Le risque industriel peut se développer dans chaque établissement mettant en jeu des produits ou des procédés dangereux, c'est-à-dire dans les industries chimiques (engrais, produits pharmaceutiques, eau de javel) et les industries pétrochimiques (essences, goudrons, gaz de pétrole liquéfie).
Depuis 1987, les citoyens ont droit à l'information sur les risques majeurs auxquels ils sont soumis sur leur lieu de travail et dans leur lieu de résidence.
Seveso est une commune italienne victime en juillet 1976 d’un accident technologique. Un nuage d’herbicide contenant des produits toxiques s’échappe d’une usine chimique et contamine les alentours. Cette catastrophe très médiatisée va démontrer des manquements graves en matière de sécurité et va inciter les États européens à se doter d’une politique commune en matière de prévention des risques majeurs.
Le dossier départemental sur les risques majeurs (DDRM), réalisé par le préfet, permet de connaître, pour chaque commune du département, la liste des risques majeurs auxquels elle est soumise.
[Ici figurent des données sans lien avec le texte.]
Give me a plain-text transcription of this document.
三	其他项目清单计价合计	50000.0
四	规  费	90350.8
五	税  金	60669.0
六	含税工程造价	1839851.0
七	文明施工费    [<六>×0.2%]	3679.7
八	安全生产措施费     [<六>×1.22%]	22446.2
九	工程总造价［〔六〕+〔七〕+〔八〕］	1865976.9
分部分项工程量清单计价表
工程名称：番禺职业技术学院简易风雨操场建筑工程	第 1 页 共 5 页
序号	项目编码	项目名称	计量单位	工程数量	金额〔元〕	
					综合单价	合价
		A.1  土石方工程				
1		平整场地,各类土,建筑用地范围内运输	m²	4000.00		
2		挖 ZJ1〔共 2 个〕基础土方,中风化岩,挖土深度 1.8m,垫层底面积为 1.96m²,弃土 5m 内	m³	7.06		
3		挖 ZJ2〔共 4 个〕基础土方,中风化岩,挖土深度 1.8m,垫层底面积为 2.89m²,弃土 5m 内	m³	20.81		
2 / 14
Les effets mécaniques sont liés à une surpression, résultant d’une onde de choc (déflagration ou détonation), provoquée par une explosion.
Les effets thermiques sont liés à une combustion d’un produit inflammable ou à une explosion.
Les industries pétrochimiques produisent l’ensemble des produits dérivés du pétrole (essences, goudrons, gaz de pétrole liquéfié).